Assignment 2

Record some interesting stuff encoutered during assignment 2.

After constructing a network, always check whether it can overfit a small amout of data well. If not, may need to consider there's some bugs in code.
The weight scale tend to influence deeper network more, since the deeper a network becomes, the easier gradients vanishing/exploding occurs. 当然这是在没有加batch normalization的情况下.
在使用dropout的情况下, 如果我们没有在训练时给输出除以p, 会发生什么? p定义为保留一个neuron的概率.

因为在test时我们不考虑dropout, 而是使用所有神经元进行预测, 所以这样的做法会导致在test阶段我们每层得到的输出不是正确的预测结果.

训练时:

\[ E[\hat{y}] = p\hat{y} + (1-p)0 = p\hat{y} \]

测试时:

\[ E[\hat{y}] = \hat{y} \]

所以训练时和测试时得到的输出不一致, 这会导致统一数据在训练时得到的loss和test时得到的loss相差一个倍数, 这显然是不合理的. 所以我们早训练时给结果除以p, 用以抵消这一差异.

\[ E[\hat y]=\frac{p}{p}\hat y+\frac{(1-p)}{p}0=\hat y \]
Spatial Batch Normalization

Normally, batch-normalization accepts inputs of shape (N, D) and produces outputs of shape (N, D), where we normalize across the minibatch dimension N. For data coming from convolutional layers, batch normalization needs to accept inputs of shape (N, C, H, W) and produce outputs of shape (N, C, H, W) where the N dimension gives the minibatch size and the (H, W) dimensions give the spatial size of the feature map.

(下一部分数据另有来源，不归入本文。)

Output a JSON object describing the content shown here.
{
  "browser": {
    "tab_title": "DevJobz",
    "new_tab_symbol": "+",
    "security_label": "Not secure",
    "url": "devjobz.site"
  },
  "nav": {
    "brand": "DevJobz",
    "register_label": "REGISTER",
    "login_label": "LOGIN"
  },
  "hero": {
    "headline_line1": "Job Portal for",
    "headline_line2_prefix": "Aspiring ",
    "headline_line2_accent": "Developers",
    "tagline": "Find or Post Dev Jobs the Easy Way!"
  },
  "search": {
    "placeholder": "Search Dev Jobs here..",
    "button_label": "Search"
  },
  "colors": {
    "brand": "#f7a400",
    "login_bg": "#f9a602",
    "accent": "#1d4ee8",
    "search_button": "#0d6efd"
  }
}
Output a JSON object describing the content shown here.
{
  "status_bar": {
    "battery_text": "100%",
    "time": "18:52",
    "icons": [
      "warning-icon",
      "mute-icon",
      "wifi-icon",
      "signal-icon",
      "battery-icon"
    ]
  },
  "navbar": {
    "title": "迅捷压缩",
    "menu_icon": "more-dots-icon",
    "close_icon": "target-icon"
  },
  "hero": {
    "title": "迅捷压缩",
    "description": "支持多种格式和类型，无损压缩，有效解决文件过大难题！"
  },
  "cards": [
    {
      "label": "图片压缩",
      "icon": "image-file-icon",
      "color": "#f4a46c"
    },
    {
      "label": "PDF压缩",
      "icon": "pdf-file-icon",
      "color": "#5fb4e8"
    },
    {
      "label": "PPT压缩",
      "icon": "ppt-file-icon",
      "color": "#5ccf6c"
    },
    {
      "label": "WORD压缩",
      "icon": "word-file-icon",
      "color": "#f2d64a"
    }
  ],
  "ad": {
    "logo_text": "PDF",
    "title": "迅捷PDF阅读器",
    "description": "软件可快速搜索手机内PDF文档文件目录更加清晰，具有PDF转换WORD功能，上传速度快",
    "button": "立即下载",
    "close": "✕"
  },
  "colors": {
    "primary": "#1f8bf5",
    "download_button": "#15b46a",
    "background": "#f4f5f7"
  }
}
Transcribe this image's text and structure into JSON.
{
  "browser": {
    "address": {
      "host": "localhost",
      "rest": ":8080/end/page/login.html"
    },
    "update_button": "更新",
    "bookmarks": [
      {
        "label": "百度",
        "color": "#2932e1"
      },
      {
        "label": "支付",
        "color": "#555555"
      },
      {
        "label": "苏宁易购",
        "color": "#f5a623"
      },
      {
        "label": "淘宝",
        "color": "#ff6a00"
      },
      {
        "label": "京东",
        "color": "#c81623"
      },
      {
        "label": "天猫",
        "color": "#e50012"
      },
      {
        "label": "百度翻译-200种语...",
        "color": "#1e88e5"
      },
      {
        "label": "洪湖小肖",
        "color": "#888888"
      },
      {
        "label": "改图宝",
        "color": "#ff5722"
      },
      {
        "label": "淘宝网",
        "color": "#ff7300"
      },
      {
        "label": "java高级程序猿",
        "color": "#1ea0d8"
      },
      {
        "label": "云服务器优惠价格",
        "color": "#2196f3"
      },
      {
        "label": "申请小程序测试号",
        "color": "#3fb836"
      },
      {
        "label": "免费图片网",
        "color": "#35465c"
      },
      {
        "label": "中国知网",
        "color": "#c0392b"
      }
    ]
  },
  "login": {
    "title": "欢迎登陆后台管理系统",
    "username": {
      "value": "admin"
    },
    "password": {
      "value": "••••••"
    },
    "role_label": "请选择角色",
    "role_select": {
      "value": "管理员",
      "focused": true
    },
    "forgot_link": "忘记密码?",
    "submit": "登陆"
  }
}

If the feature map was produced using convolutions, then we expect every feature channel's statistics e.g. mean, variance to be relatively consistent both between different images, and different locations within the same image -- after all, every feature channel is produced by the same convolutional filter! Therefore, spatial batch normalization computes a mean and variance for each of the C feature channels by computing statistics over the minibatch dimension N as well the spatial dimensions H and W.

简单来讲, 如果当前有C层layer, 那么我们对整个batch的每一层layer的所有像素进行一次normalize, 总过进行C次.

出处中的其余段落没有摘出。